Это признание Ерофеева о себе – ребенке кое-что существенное объясняет в том, как он себя часто вел, будучи уже взрослым человеком: «Он был скорее поощряющим наблюдателем, чем активным участником наших проделок, мог сидеть рядом и уходить в себя» (из воспоминаний Натальи Четвериковой)[116]. А вот еще более красноречивый фрагмент из мемуаров Людмилы Евдокимовой (речь идет о 1978 годе): «Помню один из его дней рождений, на которые народу всегда набивалось видимо-невидимо. В тот раз в какой-то момент подвалили осиповцы и кто-то из противоположного лагеря (со стороны Даниэля, что ли, точно не помню). Здесь же начались взаимные обвинения (кто кого посадил), а затем и драка. Веня все это время лежал в позе Воланда на ложе в своей комнате и наблюдал; он был, конечно, уже сильно выпивши, но не суть. Разнимал дравшихся не он, не он кого-то выпроваживал. Ему нравилось “наблюдать” в таких случаях, это вполне в его духе». Важно отметить, что и во взрослой жизни обычно находились люди, которые занимали при наблюдателе-Ерофееве позицию опекунов и защитников. Судя по всему, его обаяние действовало на большинство окружающих просто неотразимо. «Во-первых, дело было в каком-то особом энергетическом поле, которым обладал Ерофеев, – что это за поле и в чем его особенности, объяснить я не сумею – по-моему, это вообще невозможно выразить словами, – вспоминает Жанна Герасимова. – А во-вторых, он буквально очаровывал своим умом – такого феноменального интеллекта я не встречала больше ни у кого». «Он был не просто мыслящим, а быстромыслящим. Там, где другие успевали подумать один раз и в одном направлении, он – раз десять: и туда, и обратно, и по сторонам», – рассказывает Ольга Седакова.

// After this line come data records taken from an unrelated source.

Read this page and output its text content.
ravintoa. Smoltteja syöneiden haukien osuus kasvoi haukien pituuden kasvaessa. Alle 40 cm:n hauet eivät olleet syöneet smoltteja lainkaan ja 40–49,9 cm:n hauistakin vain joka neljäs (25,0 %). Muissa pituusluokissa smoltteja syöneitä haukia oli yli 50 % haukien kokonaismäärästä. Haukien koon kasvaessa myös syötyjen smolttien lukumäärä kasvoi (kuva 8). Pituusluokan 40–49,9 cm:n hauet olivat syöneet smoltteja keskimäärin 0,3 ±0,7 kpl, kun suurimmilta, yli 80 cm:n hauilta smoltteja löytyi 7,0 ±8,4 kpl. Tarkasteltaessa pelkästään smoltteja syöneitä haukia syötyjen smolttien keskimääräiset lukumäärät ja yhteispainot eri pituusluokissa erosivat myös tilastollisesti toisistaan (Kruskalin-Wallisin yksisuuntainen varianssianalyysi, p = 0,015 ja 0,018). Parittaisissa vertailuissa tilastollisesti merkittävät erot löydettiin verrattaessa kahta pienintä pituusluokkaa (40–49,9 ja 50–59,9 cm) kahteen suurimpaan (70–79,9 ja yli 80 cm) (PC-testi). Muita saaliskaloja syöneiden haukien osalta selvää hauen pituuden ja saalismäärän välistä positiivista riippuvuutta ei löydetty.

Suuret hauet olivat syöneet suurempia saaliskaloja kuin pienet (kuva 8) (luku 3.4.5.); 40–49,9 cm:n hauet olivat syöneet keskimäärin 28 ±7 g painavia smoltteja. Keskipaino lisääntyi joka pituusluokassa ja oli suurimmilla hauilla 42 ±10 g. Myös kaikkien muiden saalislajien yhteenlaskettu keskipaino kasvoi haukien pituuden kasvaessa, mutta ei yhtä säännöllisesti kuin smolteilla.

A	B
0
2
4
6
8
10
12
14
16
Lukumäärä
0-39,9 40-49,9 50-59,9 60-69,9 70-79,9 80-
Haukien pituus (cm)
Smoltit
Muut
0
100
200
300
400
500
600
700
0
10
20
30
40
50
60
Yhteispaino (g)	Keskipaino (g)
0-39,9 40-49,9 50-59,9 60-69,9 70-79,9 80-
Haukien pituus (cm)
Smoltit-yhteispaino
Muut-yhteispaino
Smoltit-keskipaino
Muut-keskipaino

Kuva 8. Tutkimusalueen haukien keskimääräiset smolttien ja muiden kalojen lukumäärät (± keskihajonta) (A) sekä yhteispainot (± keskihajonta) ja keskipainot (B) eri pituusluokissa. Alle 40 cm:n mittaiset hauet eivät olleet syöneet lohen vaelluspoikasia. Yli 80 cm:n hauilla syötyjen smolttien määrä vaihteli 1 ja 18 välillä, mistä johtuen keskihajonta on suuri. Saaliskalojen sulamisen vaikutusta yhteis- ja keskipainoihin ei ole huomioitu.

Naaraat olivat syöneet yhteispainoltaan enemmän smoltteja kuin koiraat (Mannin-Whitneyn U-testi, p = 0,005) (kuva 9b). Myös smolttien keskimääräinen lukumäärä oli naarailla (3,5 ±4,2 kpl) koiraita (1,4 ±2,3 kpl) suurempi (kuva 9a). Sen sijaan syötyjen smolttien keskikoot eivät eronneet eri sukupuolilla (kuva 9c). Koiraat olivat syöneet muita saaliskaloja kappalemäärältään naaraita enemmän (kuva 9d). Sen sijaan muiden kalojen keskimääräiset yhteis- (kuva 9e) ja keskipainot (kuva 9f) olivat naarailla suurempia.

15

Но, даже зная об очень раннем самоопределении Венедикта Ерофеева по отношению к окружающим его людям, трудно не подивиться ерофеевской стойкости, продемонстрированной во время одного мелкого, но показательного случая в детдоме. Рассказывает Тамара Гущина: «Однажды, помню, вызывает меня заведующая детским домом, я прихожу, она говорит: “Убедите вашего младшего брата, он категорически отказывается вступать в пионеры”. Я говорю: “Венечка, ну почему ты не хочешь-то? Все же в пионеры вступают…” Он – голову вниз и отвечает: “А я не хочу!”»[117] Это, конечно, был тихий бунт не против советской пионерской организации, а против коллективизма как такового.
Однообразный быт кировского детского дома слегка разбавлялся ежегодными летними сменами в пионерских лагерях. В частности, в июне 1950 года Венедикта за отличную учебу направили в пионерский лагерь, располагавшийся в весьма удаленном от Кольского полуострова городе Рыбинске в Ярославской области. В 1976 году, вспоминая этот лагерь и второй куплет популярной пионерской песни про картошку:
Ерофеев с ироническим изумлением отметит в записной книжке: «Удивляюсь, как пропустили и почему не сажают, слышу песню “Наши бедные желудки были вечно голодны”»[118].
В том же, 1950 году, из совсем другого лагеря, исправительно-трудового, освободился Василий Ерофеев. Он устроился на работу в пригороде Кировска, получил там жилье в двухэтажном бараке и вызвал из Москвы в Кировск жену Анну. «Между ними были сложные отношения, папа не мог ей простить, что она нас оставила», – вспоминает Нина Фролова[119]. «И ты ее принял?» – спрашивает Ерофеева Л. Прудовский в интервью. «Ну что, мать. Иначе она не могла», – отвечает Ерофеев[120].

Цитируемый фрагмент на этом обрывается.